Slide Show: Nation Readers' Most Influential Progressives of the Twentieth Century

Peter Dreier's list of the fifty most influential progressives of the twentieth century honored the people who moved progressive ideas in America from the marginal to the mainstream, but his list could only include a handful of all those who have contributed to this tradition. We asked our readers to nominate the American progressives who have made the biggest difference in the twentieth century, and Dreier has now created a list of eleven more progressives you told us are deserving of our recognition. You can read Dreier's complete biographies here, with suggestions for further reading.

  • Howard Zinn (1922–2010) (1 of 11)

    Zinn, an activist and scholar, changed the way Americans view their history.

     

    Credit: AP Images

  • Noam Chomsky (1928–) (2 of 11)

    Chomsky first made his mark as a brilliant linguist, but since the 1960s has been better known as a left-wing critic of the political and economic establishment, particularly on issues of war and human rights.

     

    Credit: John Soares

  • Robert La Follette Sr. (1855–1925) (3 of 11)

    As a US congressman (1885–1890), governor of Wisconsin (1901-1906), US senator (1907-1925), candidate for President (1924) and editor of La Follette's Weekly Magazine (founded in 1909 and later called The Progressive, still based in Wisconsin), "Fighting Bob" La Follette consistently and effectively challenged corporate power and militarism and inspired generations of reformers and radicals.

     

    Credit: Harris & Ewing Collection (Library of Congress)

  • Dorothy Day (1897-1980) (4 of 11)

    Day founded the Catholic Worker movement, combining militant pacifism, radical economic redistribution and direct service to the poor, including the homeless.

     

    Credit: AP Images

  • John Muir (1838–1914) (5 of 11)

    Muir was the "patron saint" of the environmental movement, the founder of the Sierra Club and a major force in the creation of America's National Parks system.

     

    Credit: Francis M. Fritz

  • Amy Goodman (1957–) (6 of 11)

    Goodman is a progressive journalist, best known as host of the daily show Democracy Now!: The War and Peace Report, broadcast on over 800 radio and television stations as well as the Internet.

     

     Credit: Democracy Now!

  • Emma Goldman (1869–1940) (7 of 11)

    Goldman was one of the most prominent radicals in twentieth-century America, an eloquent and inspiring speaker and writer who advocated anarchism, free speech, women's suffrage, birth control, free universal education without regard to race, gender or class and workers' rights.

     

    Credit: T. Kajiwara

  • Franklin D. Roosevelt (1882–1945) (8 of 11)

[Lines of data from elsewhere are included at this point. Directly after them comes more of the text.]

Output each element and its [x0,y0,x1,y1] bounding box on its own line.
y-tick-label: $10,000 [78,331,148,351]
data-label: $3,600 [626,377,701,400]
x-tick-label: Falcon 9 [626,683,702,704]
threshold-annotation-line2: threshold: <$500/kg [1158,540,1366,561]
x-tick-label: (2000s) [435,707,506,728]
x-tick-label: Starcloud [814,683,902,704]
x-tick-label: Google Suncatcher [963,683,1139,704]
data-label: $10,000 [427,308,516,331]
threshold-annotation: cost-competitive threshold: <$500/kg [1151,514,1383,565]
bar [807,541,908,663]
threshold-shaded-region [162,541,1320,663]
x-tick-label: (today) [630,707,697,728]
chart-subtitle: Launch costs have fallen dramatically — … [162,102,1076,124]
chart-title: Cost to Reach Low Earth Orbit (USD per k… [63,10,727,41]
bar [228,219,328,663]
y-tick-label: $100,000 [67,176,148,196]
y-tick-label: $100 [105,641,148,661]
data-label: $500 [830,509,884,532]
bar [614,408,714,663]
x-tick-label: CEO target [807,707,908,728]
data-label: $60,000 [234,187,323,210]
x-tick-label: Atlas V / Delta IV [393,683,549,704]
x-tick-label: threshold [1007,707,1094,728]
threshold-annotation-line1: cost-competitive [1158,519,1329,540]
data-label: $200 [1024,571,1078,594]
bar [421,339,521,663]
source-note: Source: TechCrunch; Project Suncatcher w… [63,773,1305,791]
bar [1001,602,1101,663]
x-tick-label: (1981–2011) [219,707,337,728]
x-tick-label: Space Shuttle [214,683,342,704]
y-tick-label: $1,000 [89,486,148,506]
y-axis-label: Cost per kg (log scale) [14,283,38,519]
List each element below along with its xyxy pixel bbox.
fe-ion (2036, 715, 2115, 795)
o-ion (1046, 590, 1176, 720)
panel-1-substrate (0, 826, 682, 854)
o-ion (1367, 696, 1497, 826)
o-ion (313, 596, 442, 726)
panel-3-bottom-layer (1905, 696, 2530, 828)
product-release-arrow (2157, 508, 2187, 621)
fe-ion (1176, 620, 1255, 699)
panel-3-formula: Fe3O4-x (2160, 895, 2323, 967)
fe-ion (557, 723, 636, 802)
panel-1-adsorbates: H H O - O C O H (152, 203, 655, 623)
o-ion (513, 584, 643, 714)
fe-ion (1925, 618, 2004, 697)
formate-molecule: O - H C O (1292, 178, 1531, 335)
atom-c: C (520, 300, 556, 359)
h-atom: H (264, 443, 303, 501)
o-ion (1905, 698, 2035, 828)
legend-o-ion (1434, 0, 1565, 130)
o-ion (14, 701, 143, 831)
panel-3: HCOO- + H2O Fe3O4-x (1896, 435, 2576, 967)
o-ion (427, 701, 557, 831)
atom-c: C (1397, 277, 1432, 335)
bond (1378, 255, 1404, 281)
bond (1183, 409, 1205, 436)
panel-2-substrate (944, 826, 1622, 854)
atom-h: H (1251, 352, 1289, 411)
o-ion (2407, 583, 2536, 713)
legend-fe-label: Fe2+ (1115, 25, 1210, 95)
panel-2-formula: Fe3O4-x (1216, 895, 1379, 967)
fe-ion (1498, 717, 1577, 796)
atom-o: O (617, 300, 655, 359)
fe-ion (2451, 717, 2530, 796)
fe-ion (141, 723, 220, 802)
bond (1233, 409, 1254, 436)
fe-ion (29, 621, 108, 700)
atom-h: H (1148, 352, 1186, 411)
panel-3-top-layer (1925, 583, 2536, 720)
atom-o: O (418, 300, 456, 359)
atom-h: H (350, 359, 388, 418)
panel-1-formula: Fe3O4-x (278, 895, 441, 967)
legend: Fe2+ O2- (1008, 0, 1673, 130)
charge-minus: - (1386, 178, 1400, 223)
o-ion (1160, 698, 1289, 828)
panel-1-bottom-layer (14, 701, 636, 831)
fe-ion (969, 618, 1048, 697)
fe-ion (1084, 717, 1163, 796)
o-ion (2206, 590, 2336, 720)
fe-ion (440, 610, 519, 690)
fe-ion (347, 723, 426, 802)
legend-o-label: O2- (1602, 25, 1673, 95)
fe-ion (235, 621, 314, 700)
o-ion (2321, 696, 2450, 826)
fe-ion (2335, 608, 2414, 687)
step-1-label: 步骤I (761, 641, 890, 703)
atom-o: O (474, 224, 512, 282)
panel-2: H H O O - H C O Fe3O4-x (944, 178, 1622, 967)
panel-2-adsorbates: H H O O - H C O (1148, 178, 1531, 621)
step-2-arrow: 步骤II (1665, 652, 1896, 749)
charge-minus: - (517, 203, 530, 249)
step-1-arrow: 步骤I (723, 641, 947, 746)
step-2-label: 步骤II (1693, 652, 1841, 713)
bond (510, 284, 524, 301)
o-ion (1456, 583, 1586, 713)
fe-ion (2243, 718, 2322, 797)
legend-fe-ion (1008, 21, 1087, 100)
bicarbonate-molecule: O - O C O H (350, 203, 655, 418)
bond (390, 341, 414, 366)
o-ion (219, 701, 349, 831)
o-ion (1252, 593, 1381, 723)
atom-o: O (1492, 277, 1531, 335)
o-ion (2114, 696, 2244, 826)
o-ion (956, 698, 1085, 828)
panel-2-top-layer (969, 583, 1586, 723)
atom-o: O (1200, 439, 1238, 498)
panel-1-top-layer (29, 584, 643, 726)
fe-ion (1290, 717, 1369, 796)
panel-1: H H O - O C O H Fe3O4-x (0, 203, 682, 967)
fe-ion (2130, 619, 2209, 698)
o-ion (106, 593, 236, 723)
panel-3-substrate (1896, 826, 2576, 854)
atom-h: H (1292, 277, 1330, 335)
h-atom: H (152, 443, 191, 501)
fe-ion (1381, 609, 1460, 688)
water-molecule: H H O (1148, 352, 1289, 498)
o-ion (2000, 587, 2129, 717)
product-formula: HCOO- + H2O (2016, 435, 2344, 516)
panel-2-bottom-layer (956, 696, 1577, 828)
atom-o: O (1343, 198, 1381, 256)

    As president during the Great Depression, FDR instigated economic and social reforms that saved and humanized capitalism, despite the barbs of many critics, including most newspapers and business leaders, that his New Deal agenda was leading America to socialism.

     

    Credit: AP Images

  • Angela Davis (1944–) (9 of 11)

    Davis became a public figure almost by accident. In 1969, Davis was an acting assistant professor of philosophy at UCLA, a member of the Communist Party and an ally of the Black Panther Party. At the urging of California Gov. Ronald Reagan, the University of California's Board of Regents fired her because of her membership in the Communist Party. The controversy catapulted Davis into the public eye.

     

    Credit: Nick Wiebe

  • Paul Wellstone (1944–2002) (10 of 11)

    Elected to the US Senate from Minnesota in 1990 by beating a much better-financed and better-known Republican incumbent, Wellstone became the most progressive senator, serving as the voice for labor, antipoverty, family farmers and antiwar movements.

     

    Credit: United States Senate

  • Studs Terkel (1912–2008) (11 of 11)

    Terkel was a remarkable radio personality and oral historian whose interviews on his Chicago radio show and in his many prize-winning books celebrated the achievements of both ordinary and famous people.